Took my boy to the big, woodsy dog park nearby a little while ago. Took him to the back area where there is a big lake so he could stay cool while getting exercise.
Was doing his normal 'swim & splash, while trying to catch the water he splashes upwards' game.

A guy there had thrown in a ball at some point for his dog, but it wouldn't go out far enough to get it. The other dogs were too busy running around & playing, barely going into the water. The guy came over to me and asked, "do you think your dog would get a ball out of the water? He seems to have no issue with swimming." "Well, he'll retrieve in the water, but it kind of really helps if he sees it get thrown out, but I suppose we can try."
I called him to shore, as he was half way across the lake; he swam back like a little crocodile. Instructed him to follow me. Sat him down to be lined up with the ball. I pointed out towards the ball and told him to go get it (while wondering if he has any idea what I'm actually pointing to, as there are sticks floating nearby & along the way to the ball). He went in and started swimming out.
It felt like everyone was watching, as I heard someone a bit behind us say, "no wayyyy" as if in disbelief. He grabbed the ball, spun, swam back, dropped the ball onto dry land, and sat next to it with a look of, "task complete. Awaiting further instructions."

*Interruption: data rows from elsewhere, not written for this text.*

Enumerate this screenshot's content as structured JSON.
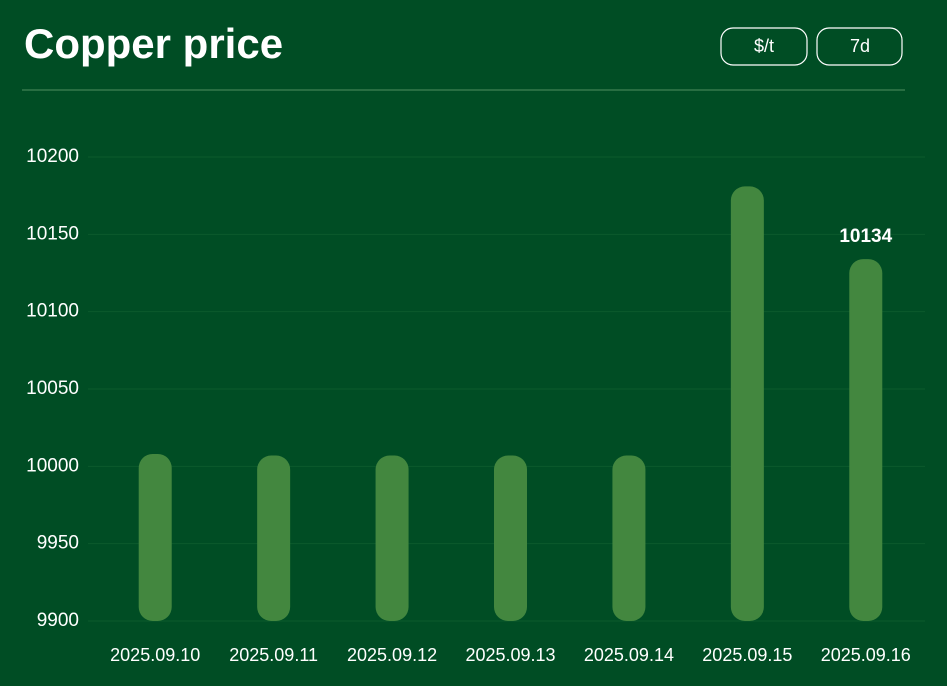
{
  "header": {
    "title": "Copper price",
    "buttons": [
      "$/t",
      "7d"
    ]
  },
  "chart_data": {
    "type": "bar",
    "categories": [
      "2025.09.10",
      "2025.09.11",
      "2025.09.12",
      "2025.09.13",
      "2025.09.14",
      "2025.09.15",
      "2025.09.16"
    ],
    "values": [
      10008,
      10007,
      10007,
      10007,
      10007,
      10181,
      10134
    ],
    "color": "#43873f",
    "ylim": [
      9900,
      10200
    ],
    "yticks": [
      9900,
      9950,
      10000,
      10050,
      10100,
      10150,
      10200
    ],
    "grid": true
  }
}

Picked it up and handed it to the guy. "That's awesome!" He excitedly thanked me and said to his dog, "now that's a real dog!"

Lots of compliments today on his behavior & how well he listens, too. Almost 15 months old now and it's been feeling like the last month or two he's been really dialed in.


----------



## Mary Beth (Apr 17, 2010)

:congratulations: he did a great job!


----------



## Castlemaid (Jun 29, 2006)

Superb!!! What a great team you two make!


----------